I think there’s a useful distinction between things that feel entrepreneurial and things that are entrepreneurial. Debating architecture, exploring adjacent problems, spinning up entertaining side projects: all of it feels like building something. But none of it is the same as having a real person use your thing and tell you what’s wrong with it. That’s where value actually gets created, and it’s also where ego gets bruised.
The Bubble
Here’s what I said out loud, and it stung to hear myself say it: there’s a high risk that we’re in our own little bubble, having loads of fun, finding it really interesting, and creating a lot of what we imagine is value. But really it might just be over-intellectualising things. Which we have a habit of doing.

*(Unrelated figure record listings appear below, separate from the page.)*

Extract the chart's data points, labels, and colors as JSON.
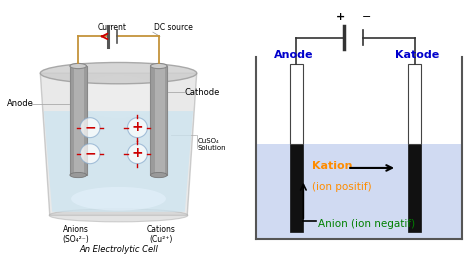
{
  "bg_color": "#ffffff",
  "left_panel": {
    "title": "An Electrolytic Cell",
    "labels": {
      "anode": "Anode",
      "cathode": "Cathode",
      "current": "Current",
      "dc_source": "DC source",
      "anions": "Anions\n(SO₄²⁻)",
      "cations": "Cations\n(Cu²⁺)",
      "solution": "CuSO₄\nSolution"
    }
  },
  "right_panel": {
    "labels": {
      "anode": "Anode",
      "katode": "Katode",
      "kation": "Kation",
      "ion_positif": "(ion positif)",
      "anion": "Anion (ion negatif)",
      "plus": "+",
      "minus": "−"
    },
    "colors": {
      "anode_text": "#0000cc",
      "katode_text": "#0000cc",
      "kation_text": "#ff8c00",
      "ion_positif_text": "#ff8c00",
      "anion_text": "#008000",
      "solution_fill": "#c8d4f0",
      "electrode_black": "#111111",
      "electrode_white": "#ffffff",
      "wire_color": "#333333",
      "container_border": "#555555"
    }
  }
}
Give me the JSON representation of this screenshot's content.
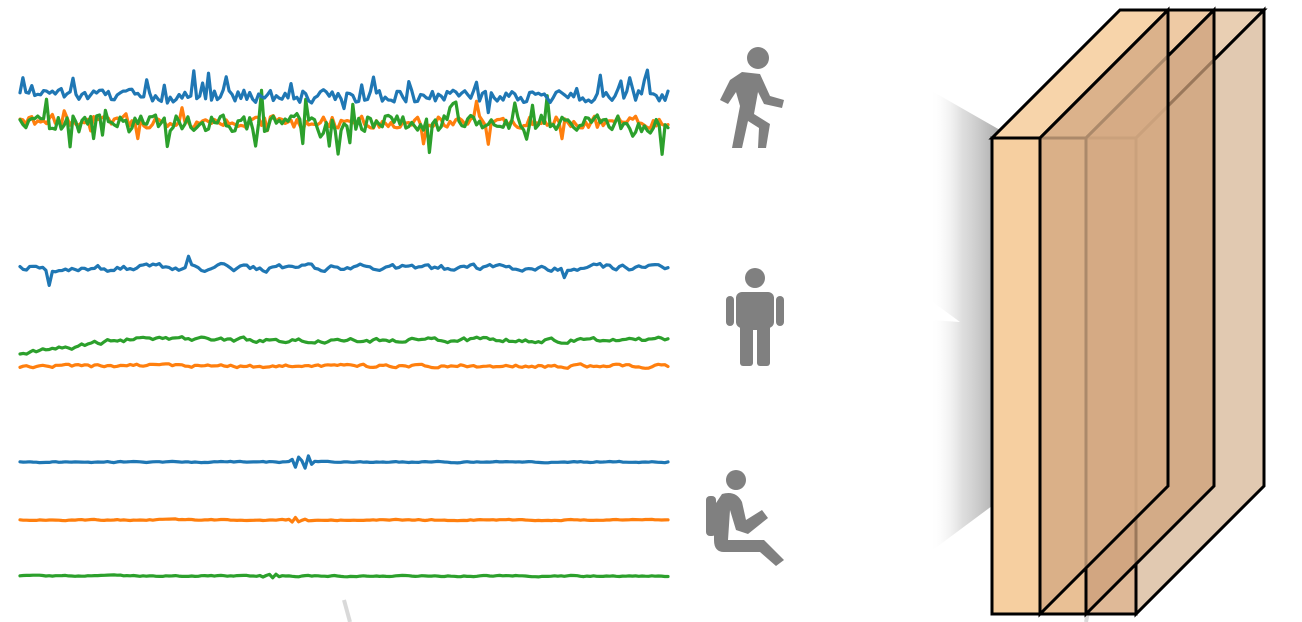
{
  "colors": {
    "x_axis": "#1f77b4",
    "y_axis": "#ff7f0e",
    "z_axis": "#2ca02c",
    "icon": "#808080",
    "layer_front": "#f6cfa0",
    "layer_mid": "#e6b98a",
    "layer_back": "#d7a883",
    "layer_outline": "#000000"
  },
  "activities": [
    {
      "name": "walking",
      "icon": "walking-person-icon"
    },
    {
      "name": "standing",
      "icon": "standing-person-icon"
    },
    {
      "name": "sitting",
      "icon": "sitting-person-icon"
    }
  ],
  "network": {
    "layers": 3,
    "shape": "stacked-3d-feature-blocks"
  }
}
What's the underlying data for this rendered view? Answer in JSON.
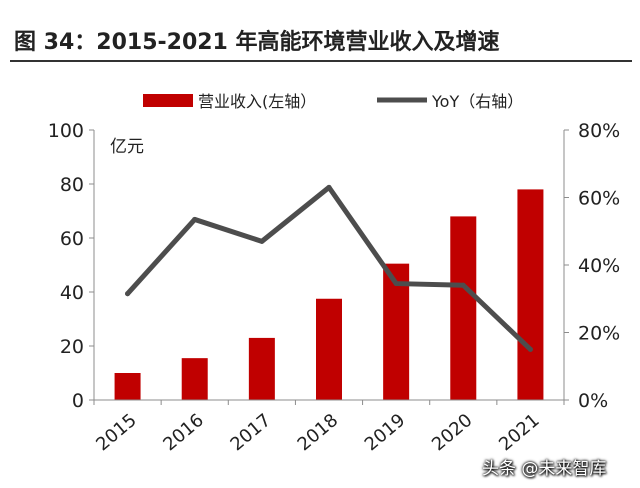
{
  "header": {
    "title": "图 34：2015-2021 年高能环境营业收入及增速"
  },
  "chart_data": {
    "type": "bar",
    "categories": [
      "2015",
      "2016",
      "2017",
      "2018",
      "2019",
      "2020",
      "2021"
    ],
    "series": [
      {
        "name": "营业收入(左轴）",
        "type": "bar",
        "axis": "left",
        "color": "#c00000",
        "values": [
          10,
          15.5,
          23,
          37.5,
          50.5,
          68,
          78
        ]
      },
      {
        "name": "YoY（右轴）",
        "type": "line",
        "axis": "right",
        "color": "#4d4d4d",
        "values": [
          0.315,
          0.535,
          0.47,
          0.63,
          0.345,
          0.34,
          0.15
        ]
      }
    ],
    "left_axis": {
      "unit_label": "亿元",
      "ylim": [
        0,
        100
      ],
      "ticks": [
        "0",
        "20",
        "40",
        "60",
        "80",
        "100"
      ]
    },
    "right_axis": {
      "ylim": [
        0,
        0.8
      ],
      "ticks": [
        "0%",
        "20%",
        "40%",
        "60%",
        "80%"
      ]
    },
    "legend_position": "top",
    "grid": false
  },
  "watermark": "头条 @未来智库"
}
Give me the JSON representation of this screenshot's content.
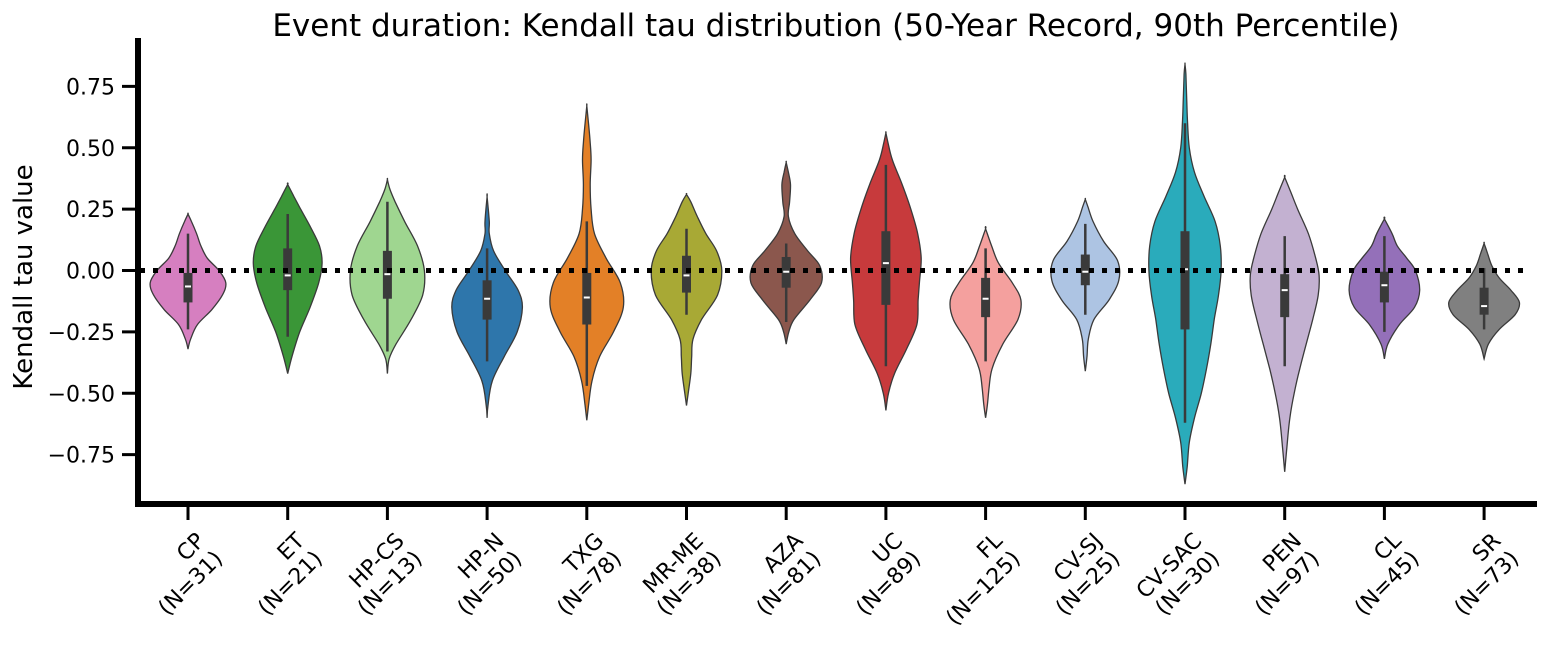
{
  "chart_data": {
    "type": "violin",
    "title": "Event duration: Kendall tau distribution (50-Year Record, 90th Percentile)",
    "xlabel": "",
    "ylabel": "Kendall tau value",
    "ylim": [
      -0.95,
      0.94
    ],
    "yticks": [
      -0.75,
      -0.5,
      -0.25,
      0.0,
      0.25,
      0.5,
      0.75
    ],
    "ytick_labels": [
      "−0.75",
      "−0.50",
      "−0.25",
      "0.00",
      "0.25",
      "0.50",
      "0.75"
    ],
    "reference_line": {
      "y": 0.0,
      "style": "dotted",
      "color": "#000000"
    },
    "grid": false,
    "legend": "none",
    "categories": [
      {
        "label": [
          "CP",
          "(N=31)"
        ],
        "color": "#d67fc0",
        "min": -0.32,
        "max": 0.23,
        "q1": -0.13,
        "median": -0.065,
        "q3": -0.01,
        "wlo": -0.24,
        "whi": 0.15,
        "profile": [
          [
            -0.32,
            0.0
          ],
          [
            -0.28,
            0.06
          ],
          [
            -0.22,
            0.22
          ],
          [
            -0.16,
            0.55
          ],
          [
            -0.1,
            0.8
          ],
          [
            -0.05,
            0.88
          ],
          [
            0.0,
            0.72
          ],
          [
            0.05,
            0.45
          ],
          [
            0.1,
            0.3
          ],
          [
            0.15,
            0.2
          ],
          [
            0.2,
            0.08
          ],
          [
            0.23,
            0.0
          ]
        ]
      },
      {
        "label": [
          "ET",
          "(N=21)"
        ],
        "color": "#3a9637",
        "min": -0.42,
        "max": 0.35,
        "q1": -0.08,
        "median": -0.02,
        "q3": 0.09,
        "wlo": -0.27,
        "whi": 0.23,
        "profile": [
          [
            -0.42,
            0.0
          ],
          [
            -0.35,
            0.1
          ],
          [
            -0.25,
            0.28
          ],
          [
            -0.15,
            0.52
          ],
          [
            -0.05,
            0.72
          ],
          [
            0.03,
            0.8
          ],
          [
            0.1,
            0.74
          ],
          [
            0.18,
            0.52
          ],
          [
            0.25,
            0.3
          ],
          [
            0.3,
            0.15
          ],
          [
            0.35,
            0.0
          ]
        ]
      },
      {
        "label": [
          "HP-CS",
          "(N=13)"
        ],
        "color": "#9fd690",
        "min": -0.42,
        "max": 0.37,
        "q1": -0.115,
        "median": -0.015,
        "q3": 0.08,
        "wlo": -0.33,
        "whi": 0.28,
        "profile": [
          [
            -0.42,
            0.0
          ],
          [
            -0.36,
            0.04
          ],
          [
            -0.3,
            0.2
          ],
          [
            -0.2,
            0.55
          ],
          [
            -0.1,
            0.82
          ],
          [
            0.0,
            0.86
          ],
          [
            0.1,
            0.7
          ],
          [
            0.2,
            0.4
          ],
          [
            0.28,
            0.18
          ],
          [
            0.33,
            0.06
          ],
          [
            0.37,
            0.0
          ]
        ]
      },
      {
        "label": [
          "HP-N",
          "(N=50)"
        ],
        "color": "#2e76ab",
        "min": -0.6,
        "max": 0.3,
        "q1": -0.2,
        "median": -0.115,
        "q3": -0.04,
        "wlo": -0.37,
        "whi": 0.09,
        "profile": [
          [
            -0.6,
            0.0
          ],
          [
            -0.55,
            0.02
          ],
          [
            -0.45,
            0.12
          ],
          [
            -0.35,
            0.4
          ],
          [
            -0.25,
            0.7
          ],
          [
            -0.15,
            0.82
          ],
          [
            -0.08,
            0.72
          ],
          [
            0.0,
            0.42
          ],
          [
            0.08,
            0.15
          ],
          [
            0.15,
            0.05
          ],
          [
            0.2,
            0.05
          ],
          [
            0.3,
            0.0
          ]
        ]
      },
      {
        "label": [
          "TXG",
          "(N=78)"
        ],
        "color": "#e38027",
        "min": -0.61,
        "max": 0.67,
        "q1": -0.22,
        "median": -0.11,
        "q3": -0.01,
        "wlo": -0.47,
        "whi": 0.2,
        "profile": [
          [
            -0.61,
            0.0
          ],
          [
            -0.55,
            0.04
          ],
          [
            -0.45,
            0.12
          ],
          [
            -0.35,
            0.3
          ],
          [
            -0.25,
            0.62
          ],
          [
            -0.15,
            0.85
          ],
          [
            -0.05,
            0.78
          ],
          [
            0.05,
            0.45
          ],
          [
            0.15,
            0.18
          ],
          [
            0.25,
            0.1
          ],
          [
            0.35,
            0.08
          ],
          [
            0.45,
            0.1
          ],
          [
            0.52,
            0.08
          ],
          [
            0.6,
            0.04
          ],
          [
            0.67,
            0.0
          ]
        ]
      },
      {
        "label": [
          "MR-ME",
          "(N=38)"
        ],
        "color": "#a8a935",
        "min": -0.55,
        "max": 0.31,
        "q1": -0.09,
        "median": -0.02,
        "q3": 0.06,
        "wlo": -0.18,
        "whi": 0.17,
        "profile": [
          [
            -0.55,
            0.0
          ],
          [
            -0.5,
            0.04
          ],
          [
            -0.42,
            0.1
          ],
          [
            -0.35,
            0.12
          ],
          [
            -0.28,
            0.15
          ],
          [
            -0.2,
            0.35
          ],
          [
            -0.1,
            0.72
          ],
          [
            0.0,
            0.82
          ],
          [
            0.08,
            0.7
          ],
          [
            0.15,
            0.45
          ],
          [
            0.22,
            0.25
          ],
          [
            0.28,
            0.1
          ],
          [
            0.31,
            0.0
          ]
        ]
      },
      {
        "label": [
          "AZA",
          "(N=81)"
        ],
        "color": "#8b574d",
        "min": -0.3,
        "max": 0.44,
        "q1": -0.07,
        "median": -0.005,
        "q3": 0.055,
        "wlo": -0.21,
        "whi": 0.11,
        "profile": [
          [
            -0.3,
            0.0
          ],
          [
            -0.25,
            0.06
          ],
          [
            -0.2,
            0.18
          ],
          [
            -0.12,
            0.55
          ],
          [
            -0.05,
            0.82
          ],
          [
            0.02,
            0.78
          ],
          [
            0.08,
            0.5
          ],
          [
            0.15,
            0.2
          ],
          [
            0.22,
            0.05
          ],
          [
            0.28,
            0.08
          ],
          [
            0.35,
            0.1
          ],
          [
            0.4,
            0.05
          ],
          [
            0.44,
            0.0
          ]
        ]
      },
      {
        "label": [
          "UC",
          "(N=89)"
        ],
        "color": "#c73a3c",
        "min": -0.57,
        "max": 0.56,
        "q1": -0.14,
        "median": 0.03,
        "q3": 0.16,
        "wlo": -0.39,
        "whi": 0.43,
        "profile": [
          [
            -0.57,
            0.0
          ],
          [
            -0.5,
            0.06
          ],
          [
            -0.42,
            0.2
          ],
          [
            -0.32,
            0.48
          ],
          [
            -0.22,
            0.72
          ],
          [
            -0.12,
            0.75
          ],
          [
            -0.05,
            0.78
          ],
          [
            0.05,
            0.82
          ],
          [
            0.15,
            0.74
          ],
          [
            0.25,
            0.58
          ],
          [
            0.35,
            0.38
          ],
          [
            0.45,
            0.15
          ],
          [
            0.52,
            0.05
          ],
          [
            0.56,
            0.0
          ]
        ]
      },
      {
        "label": [
          "FL",
          "(N=125)"
        ],
        "color": "#f4a09e",
        "min": -0.6,
        "max": 0.17,
        "q1": -0.19,
        "median": -0.115,
        "q3": -0.03,
        "wlo": -0.37,
        "whi": 0.09,
        "profile": [
          [
            -0.6,
            0.0
          ],
          [
            -0.55,
            0.04
          ],
          [
            -0.48,
            0.08
          ],
          [
            -0.4,
            0.15
          ],
          [
            -0.3,
            0.4
          ],
          [
            -0.2,
            0.75
          ],
          [
            -0.12,
            0.82
          ],
          [
            -0.05,
            0.62
          ],
          [
            0.03,
            0.3
          ],
          [
            0.1,
            0.14
          ],
          [
            0.17,
            0.0
          ]
        ]
      },
      {
        "label": [
          "CV-SJ",
          "(N=25)"
        ],
        "color": "#adc4e3",
        "min": -0.41,
        "max": 0.29,
        "q1": -0.06,
        "median": -0.005,
        "q3": 0.065,
        "wlo": -0.18,
        "whi": 0.19,
        "profile": [
          [
            -0.41,
            0.0
          ],
          [
            -0.35,
            0.04
          ],
          [
            -0.28,
            0.07
          ],
          [
            -0.2,
            0.2
          ],
          [
            -0.12,
            0.55
          ],
          [
            -0.04,
            0.78
          ],
          [
            0.04,
            0.75
          ],
          [
            0.12,
            0.42
          ],
          [
            0.2,
            0.18
          ],
          [
            0.26,
            0.06
          ],
          [
            0.29,
            0.0
          ]
        ]
      },
      {
        "label": [
          "CV-SAC",
          "(N=30)"
        ],
        "color": "#2aabbb",
        "min": -0.87,
        "max": 0.84,
        "q1": -0.24,
        "median": 0.005,
        "q3": 0.16,
        "wlo": -0.62,
        "whi": 0.6,
        "profile": [
          [
            -0.87,
            0.0
          ],
          [
            -0.8,
            0.05
          ],
          [
            -0.7,
            0.1
          ],
          [
            -0.6,
            0.22
          ],
          [
            -0.5,
            0.38
          ],
          [
            -0.4,
            0.5
          ],
          [
            -0.3,
            0.6
          ],
          [
            -0.2,
            0.68
          ],
          [
            -0.1,
            0.78
          ],
          [
            0.0,
            0.84
          ],
          [
            0.1,
            0.82
          ],
          [
            0.2,
            0.7
          ],
          [
            0.3,
            0.45
          ],
          [
            0.4,
            0.22
          ],
          [
            0.5,
            0.1
          ],
          [
            0.6,
            0.06
          ],
          [
            0.7,
            0.04
          ],
          [
            0.8,
            0.02
          ],
          [
            0.84,
            0.0
          ]
        ]
      },
      {
        "label": [
          "PEN",
          "(N=97)"
        ],
        "color": "#c3b1d1",
        "min": -0.82,
        "max": 0.38,
        "q1": -0.19,
        "median": -0.08,
        "q3": -0.015,
        "wlo": -0.39,
        "whi": 0.14,
        "profile": [
          [
            -0.82,
            0.0
          ],
          [
            -0.72,
            0.05
          ],
          [
            -0.6,
            0.12
          ],
          [
            -0.5,
            0.22
          ],
          [
            -0.4,
            0.35
          ],
          [
            -0.3,
            0.5
          ],
          [
            -0.2,
            0.65
          ],
          [
            -0.1,
            0.78
          ],
          [
            -0.02,
            0.8
          ],
          [
            0.05,
            0.72
          ],
          [
            0.15,
            0.55
          ],
          [
            0.25,
            0.3
          ],
          [
            0.32,
            0.14
          ],
          [
            0.38,
            0.0
          ]
        ]
      },
      {
        "label": [
          "CL",
          "(N=45)"
        ],
        "color": "#9470b9",
        "min": -0.36,
        "max": 0.21,
        "q1": -0.13,
        "median": -0.06,
        "q3": -0.005,
        "wlo": -0.25,
        "whi": 0.14,
        "profile": [
          [
            -0.36,
            0.0
          ],
          [
            -0.3,
            0.08
          ],
          [
            -0.22,
            0.35
          ],
          [
            -0.15,
            0.7
          ],
          [
            -0.08,
            0.82
          ],
          [
            0.0,
            0.72
          ],
          [
            0.05,
            0.52
          ],
          [
            0.1,
            0.3
          ],
          [
            0.15,
            0.18
          ],
          [
            0.21,
            0.0
          ]
        ]
      },
      {
        "label": [
          "SR",
          "(N=73)"
        ],
        "color": "#808080",
        "min": -0.36,
        "max": 0.11,
        "q1": -0.18,
        "median": -0.145,
        "q3": -0.07,
        "wlo": -0.24,
        "whi": 0.01,
        "profile": [
          [
            -0.36,
            0.0
          ],
          [
            -0.3,
            0.1
          ],
          [
            -0.24,
            0.35
          ],
          [
            -0.18,
            0.72
          ],
          [
            -0.13,
            0.82
          ],
          [
            -0.08,
            0.62
          ],
          [
            -0.03,
            0.35
          ],
          [
            0.02,
            0.18
          ],
          [
            0.07,
            0.08
          ],
          [
            0.11,
            0.0
          ]
        ]
      }
    ]
  }
}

That’s the trap in a sentence. You can be simultaneously doing genuinely interesting work and completely wasting your time. The two aren’t mutually exclusive. You can have brilliant insights about your problem domain, elegant solutions to technical challenges, a deep understanding of the competitive landscape, and still have zero users.
The woman with the worse system and 40 users isn’t winning because she’s smarter. She’s winning because she’s got a higher tolerance for imperfection. She shipped something that wasn’t ready, and now she’s iterating on real signal instead of imagined signal. Meanwhile, the team with the “superior” system is still debating architecture in a room where the only feedback loop is their own enthusiasm.
What Optionality Actually Requires
A friend of mine recently started her first business, and the advice I gave her was exactly what I wasn’t following myself: just get to the point where the rubber hits the road and stop messing about.
It’s embarrassing how much easier it is to see this pattern in other people. The advice is obvious when you’re not the one caught in the loop. Get something out. Let people use it. See what they actually want versus what you think they want. This is entrepreneurship 101, and I was failing at it while being perfectly capable of articulating why it matters.
The thing about getting an MVP into people’s hands isn’t just that it validates your assumptions. It creates optionality. Real conversations start happening. Routes to users, investment, partnerships: none of these materialise from a system that exists only in your development environment, no matter how good it is. They come from something tangible that people can react to.
If you’ve got a validated value proposition that real people have actually touched, then all the interesting complexity you’ve been exploring becomes impressive depth rather than impressive distraction. “We’ve also been investigating X, Y, and Z” lands differently when it follows “and here’s the thing that 50 people are already using.” Without that anchor, the complexity is just complexity.
The Honest Reframe
I don’t think intellectual curiosity is the enemy. It’s one of the most valuable traits you can have, and it’s what makes the work interesting enough to keep doing, in fact - for me it’s what makes life worth living! The issue isn’t the thinking. It’s not noticing when the thinking has become a substitute for real progress.
The test I’ve started applying: am I adding this because it makes the thing better for the person who’ll use it, or because it’s interesting to me? If the answer is the second one, it goes on a list for later. Not killed, just deferred. The interesting problems will still be there after someone’s actually used the boring version.
The woman with 40 users taught me something I already knew but hadn’t internalised: a worse thing that exists in the world beats a better thing that exists in your head. Every time. No exceptions. And the longer you spend making the thing in your head more sophisticated, the wider that gap gets.
That’s not a comfortable thought for someone who genuinely enjoys the sophistication. But comfort, I’m realising, might be exactly the problem.